Trading in old loyalties generates buzz
CHARLOTTE, N.C. -- The Hornets left this basketball-crazy city two years ago in a dispute over a new stadium, leaving behind angry fans and leaders disappointed with losing the first big-time pro sports team ever based in North Carolina.
They returned to town Tuesday as first-time guests of the Charlotte Bobcats, the franchise that replaced them. The team welcomed them by letting fans exchange their once-beloved teal-and-purple Hornets merchandise for free Bobcats caps.
"I'm converted," said Jim Gist, who didn't hesitate before he tossed an old Hornets ball cap into a plastic bag. "It's time to move on."
Gist, 60, described himself as a devoted Hornets fan for many years before they moved to New Orleans two seasons ago.
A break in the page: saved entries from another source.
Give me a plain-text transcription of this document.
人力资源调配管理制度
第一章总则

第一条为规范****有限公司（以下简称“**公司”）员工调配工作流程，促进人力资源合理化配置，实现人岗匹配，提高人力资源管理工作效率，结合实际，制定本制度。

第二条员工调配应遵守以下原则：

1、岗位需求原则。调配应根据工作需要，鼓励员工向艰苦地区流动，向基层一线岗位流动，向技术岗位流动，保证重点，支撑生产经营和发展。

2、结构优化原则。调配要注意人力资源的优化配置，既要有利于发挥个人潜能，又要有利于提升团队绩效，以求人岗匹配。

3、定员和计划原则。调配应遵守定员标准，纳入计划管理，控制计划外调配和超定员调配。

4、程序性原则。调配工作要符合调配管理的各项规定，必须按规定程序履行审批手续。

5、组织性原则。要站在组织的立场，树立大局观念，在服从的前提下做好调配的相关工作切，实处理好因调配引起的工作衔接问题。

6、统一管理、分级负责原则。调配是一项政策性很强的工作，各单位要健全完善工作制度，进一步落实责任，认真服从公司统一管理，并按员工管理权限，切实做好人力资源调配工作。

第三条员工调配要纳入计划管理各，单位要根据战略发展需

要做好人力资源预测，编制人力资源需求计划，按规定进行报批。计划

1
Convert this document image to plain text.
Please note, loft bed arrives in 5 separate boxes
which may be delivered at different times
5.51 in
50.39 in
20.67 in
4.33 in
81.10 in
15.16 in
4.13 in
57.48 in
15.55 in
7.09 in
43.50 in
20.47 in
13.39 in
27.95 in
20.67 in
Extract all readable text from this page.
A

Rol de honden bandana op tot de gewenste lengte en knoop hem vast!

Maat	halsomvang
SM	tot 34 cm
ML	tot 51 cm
"They're gone and now we have to support the new team," he said.
Fans who shared his sentiments eagerly forked over everything from Hornets T-shirts to caps -- even some old Hornets game programs and at least once trash can.
Shawn Smith, 34, of Charlotte, felt a little twinge right before he turned over an old program for a new Bobcats cap.
"We went through some withdrawal for a while," he said, "but now that is gone."
One fan, Willie Ryder, 33, of Charlotte, said he had some difficulty turning his back on the Hornets -- a team he rooted for when they were very bad and also when they became a playoff contender right before they left.
"I still like them, but a lot of their better players are hurt," he said, still wearing the Bobcats hat he received in return for an old Hornets shirt.
For many fans in Charlotte, recalling how the Hornets left town remains painful since the franchise smashed NBA attendance records despite a losing record. The team sold out an NBA record 364 straight games from 1989-97.
The city has been slow to embrace the Bobcats as they did those early Hornet teams.
After forking over $300 million for the franchise, Bobcats owner Bob Johnson has tried a number of different ideas to generate enthusiasm for the NBA's newest team, which has lost 14 of its first 19 games even after beating the Hornets 94-93 in overtime Tuesday.
"Conversion Night" is the latest brainstorm from Johnson, the billionaire founder of Black Entertainment Television who has delighted local fans by repeatedly promising that the Bobcats will never leave like the Hornets did.
As bad as the Bobcats have been on the court, the Hornets are even worse with a dismal 1-19 record. They have the NBA's worst record and an 11-game losing streak.
Some fans got free tickets to the game by trading in old Hornets items at a local YMCA.
All of the collected Hornets items will be donated to Goodwill Industries for use in overseas distribution programs.